Civil War 1860
Election
The “wedges of separation” caused by slavery split large
Protestant sects into Northern and Southern branches and dissolved the Whig
party . Most Southern Whigs joined the Democratic party , one of the few
remaining, if shaky, nationwide institutions. The new Republican party , heir to
the Free-Soil party and to the Liberty party , was a strictly Northern
phenomenon. The crucial point was reached in the presidential election of 1860,
in which the Republican candidate, Abraham Lincoln , defeated three
opponents—Stephen A. Douglas (Northern Democrat), John C. Breckinridge (Southern
Democrat), and John Bell of the Constitutional Union party .
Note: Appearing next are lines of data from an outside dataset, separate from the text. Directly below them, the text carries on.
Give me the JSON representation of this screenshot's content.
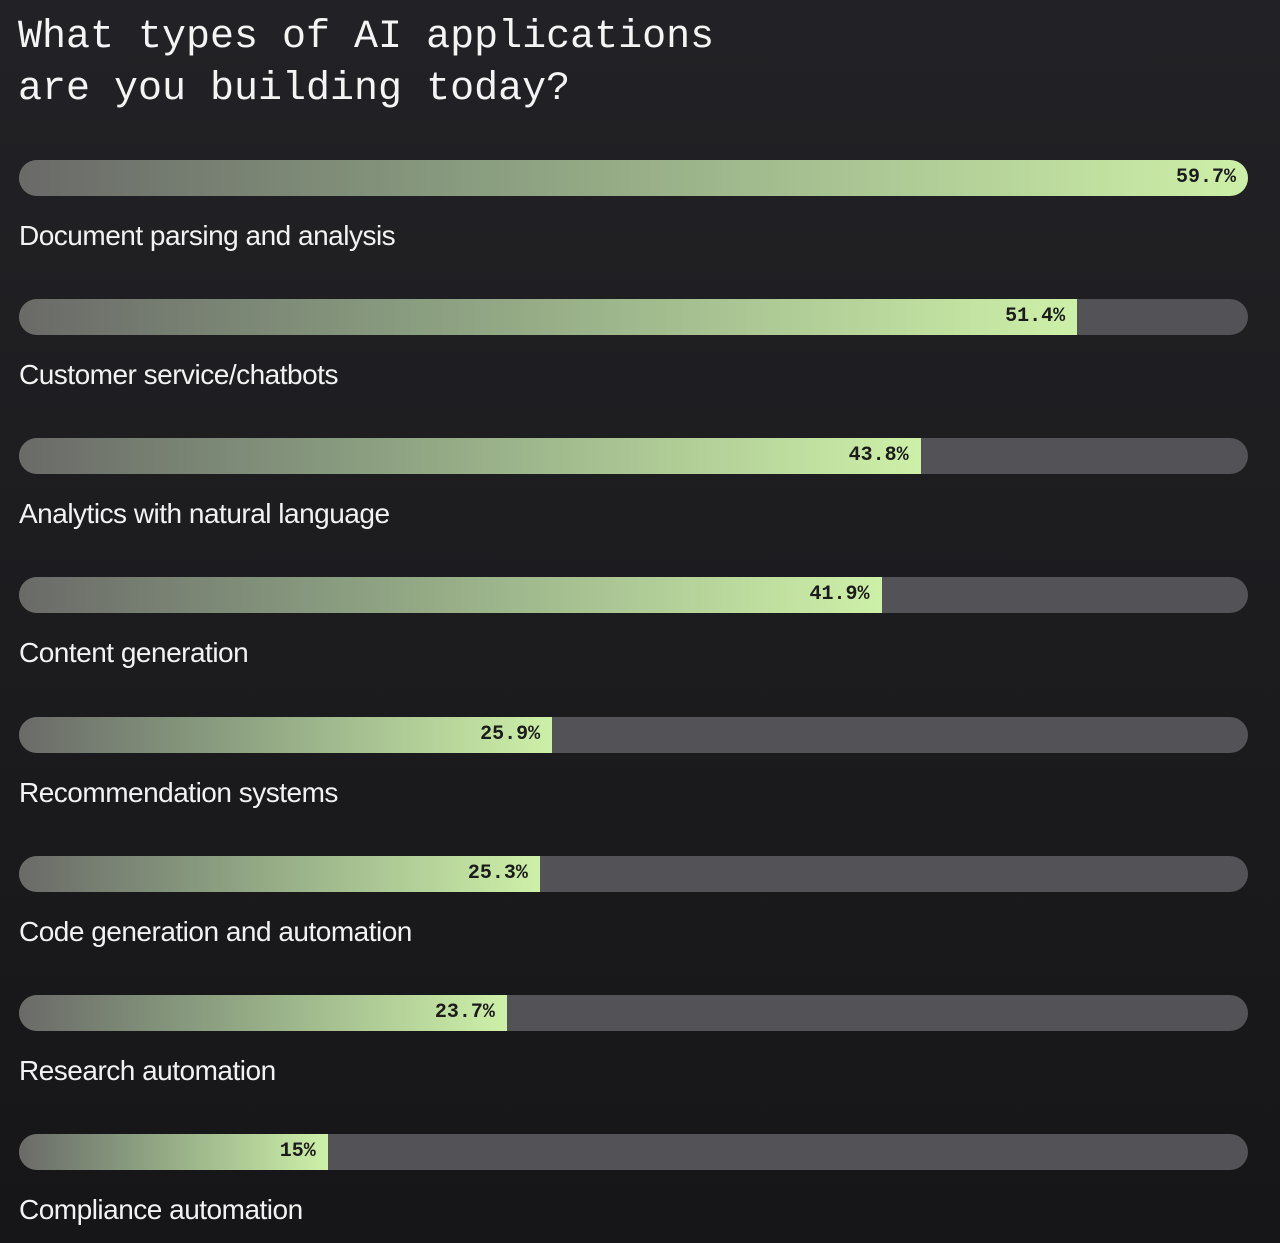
{
  "chart_data": {
    "type": "bar",
    "orientation": "horizontal",
    "title": "What types of AI applications are you building today?",
    "categories": [
      "Document parsing and analysis",
      "Customer service/chatbots",
      "Analytics with natural language",
      "Content generation",
      "Recommendation systems",
      "Code generation and automation",
      "Research automation",
      "Compliance automation"
    ],
    "values": [
      59.7,
      51.4,
      43.8,
      41.9,
      25.9,
      25.3,
      23.7,
      15
    ],
    "value_labels": [
      "59.7%",
      "51.4%",
      "43.8%",
      "41.9%",
      "25.9%",
      "25.3%",
      "23.7%",
      "15%"
    ],
    "color": "#cdf0a8",
    "track_color": "#535257"
  }
}
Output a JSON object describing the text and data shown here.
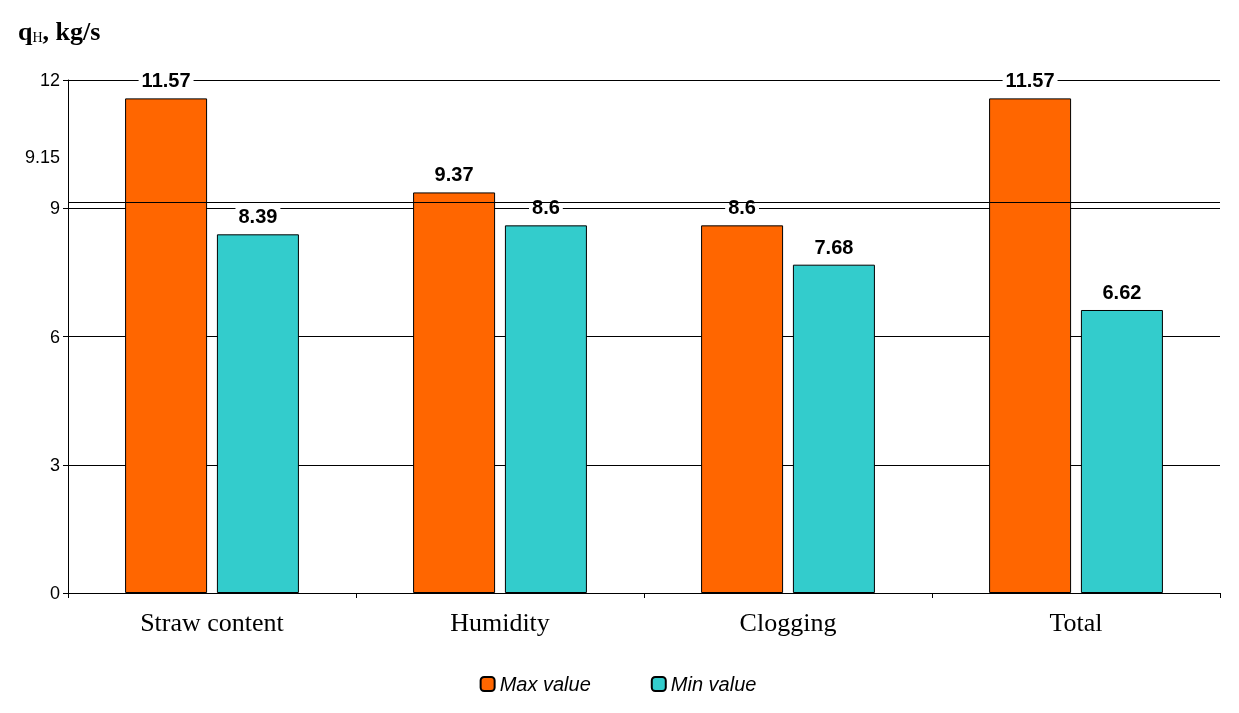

Lincoln's victory was the signal for the secession of South Carolina (Dec. 20,
1860), and that state was followed out of the Union by six other
states—Mississippi, Florida, Alabama, Georgia, Louisiana, and Texas. Immediately
the question of federal property in these states became important, especially
the forts in the harbor of Charleston, S.C. (see Fort Sumter ). The outgoing
President, James Buchanan , a Northern Democrat who was either truckling to the
Southern, proslavery wing of his party or sincerely attempting to avert war,
pursued a vacillating course. At any rate the question of the forts was still
unsettled when Lincoln was inaugurated, and meanwhile there had been several
futile efforts to reunite the sections, notably the Crittenden Compromise
offered by Sen. J. J. Crittenden. Lincoln resolved to hold Sumter. The new
Confederate government under President Jefferson Davis and South Carolina were
equally determined to oust the Federals.